Aparat, kamera üzerinde yerleşen ve ağzınızın içini tarayan bir sistemden oluşuyor. Uygulama sayesinde potansiyel hastalara ulaştırılan yönlendirmeler yoluyla ağız içinde gerekli açılardan görüntüler alınıyor.
Araştırmacılara göre ağız içi oyukların pek çok hastalığın işaretçisi olması mümkün. Bu hastalıklardan bazıları endometriyal fubrozis, diş eti iltihabı ve ağız kanseri.
Dünya çapında 400,000 ağız kanseri vakası rapor edilmiştir. Raporların üçte biri gelişmekte olan ülkelerden geliyor. Aynı zamanda bu ülkelerde teşhisi koyan her bir doktora 50,000 hasta düşüyor. Patent başvurusunda bu sayıları görmek mümkün oluyor.
Dünya çapında tütün ve tütün mamullerinin tüketiminin %70’i gelişmekte olan ülkelerde gerçekleşiyor. Yapılan çalışmalarda ağız kanserinden kurtulma oranının %50 olduğu bilinirken, erken teşhis ile bu kanserden kurtulma oranının %90’lara çıktığı belirtiliyor.

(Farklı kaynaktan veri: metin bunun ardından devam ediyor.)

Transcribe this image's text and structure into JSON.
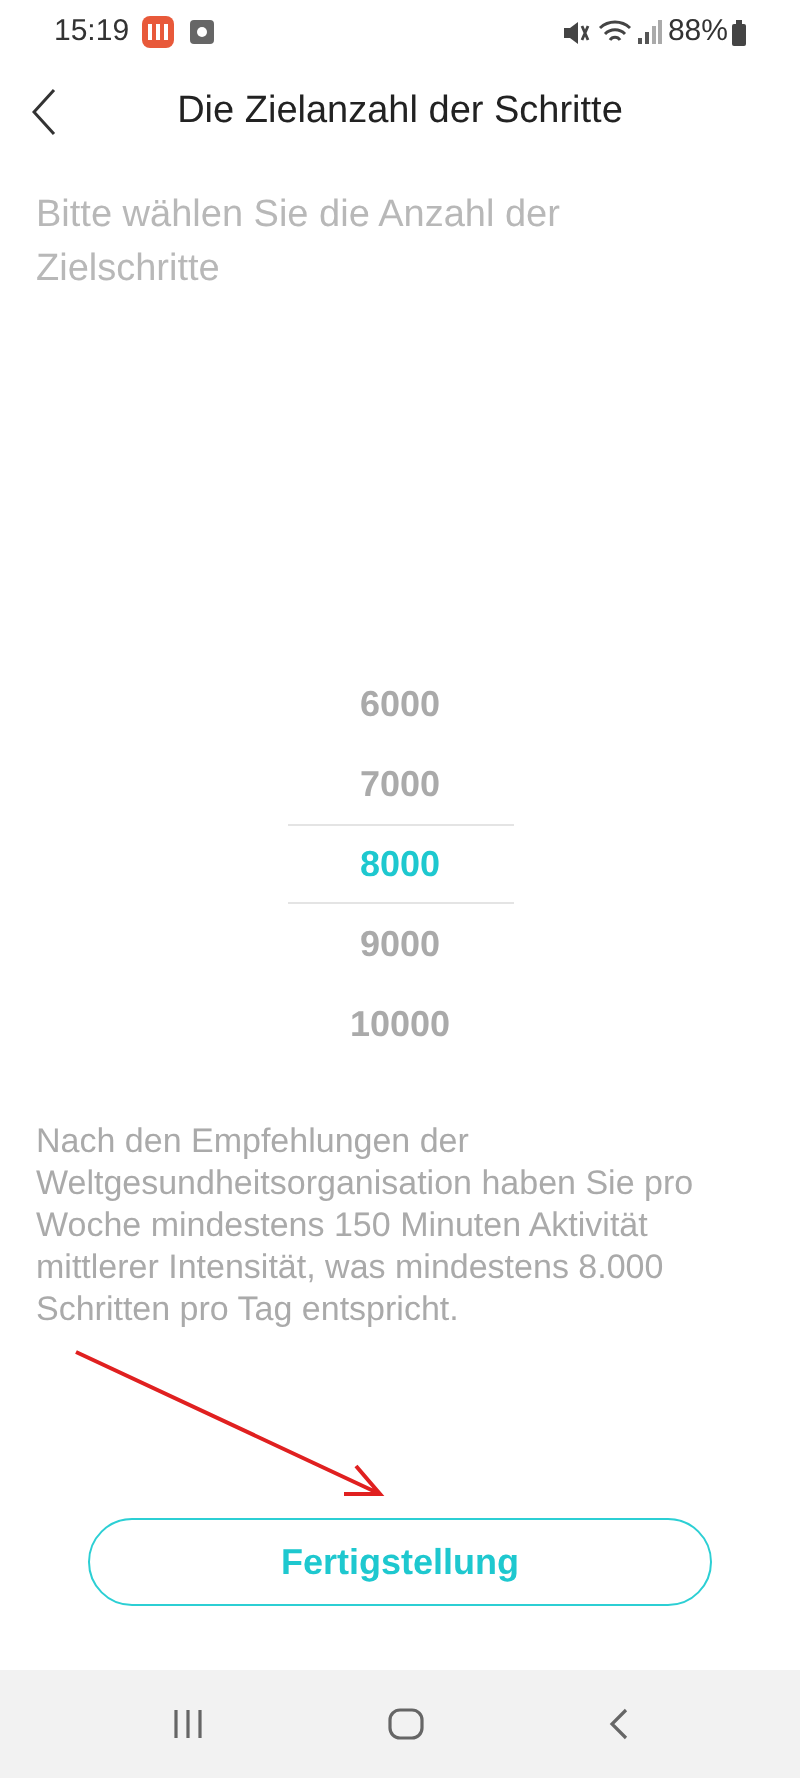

Ağız kanseri konusunda farklı firmaların da önceki çalışmaları biliniyor. Aetna’nın 2012 yılında New York içindeki tüm dişçilerle ortak yürüttüğü bir çalışmada, iPad yardımıyla dişçilerin hastalarına ağız kanserinden korunma yollarını öğrettiği daha önce duyurulmuştu. Bu programda tıbbi bilgiler, hasta verileri ve karar destek teknolojisi kullanılarak, dişçilerin hedeflenen hastalara daha kişisel öneriler vermelerini sağlayacak bir karar destek sistemi kullanılmıştı.
Ağız üzerine Princeton Üniversitesi mühendislerince hazırlanan bir başka aygıt da, dövme benzeri bir ağız içi sensör yardımıyla ağız içindeki oyukları inceleyerek ülsere neden olan ameliyat enfeksiyonları ve bakterileri tespit ediyordu.
Önleyici sağlık çalışmalarının giderek artması (sigara yasakları, vergilendirmenin artması, reklam yasakları vb.) erken teşhis çalışmalarının önemini azaltmıyor. Pek çok bilim adamının bu gibi faaliyetlerde bulunması, dijitalin tıp alanında nasıl etkili kullanılabileceğini kanıtlıyor.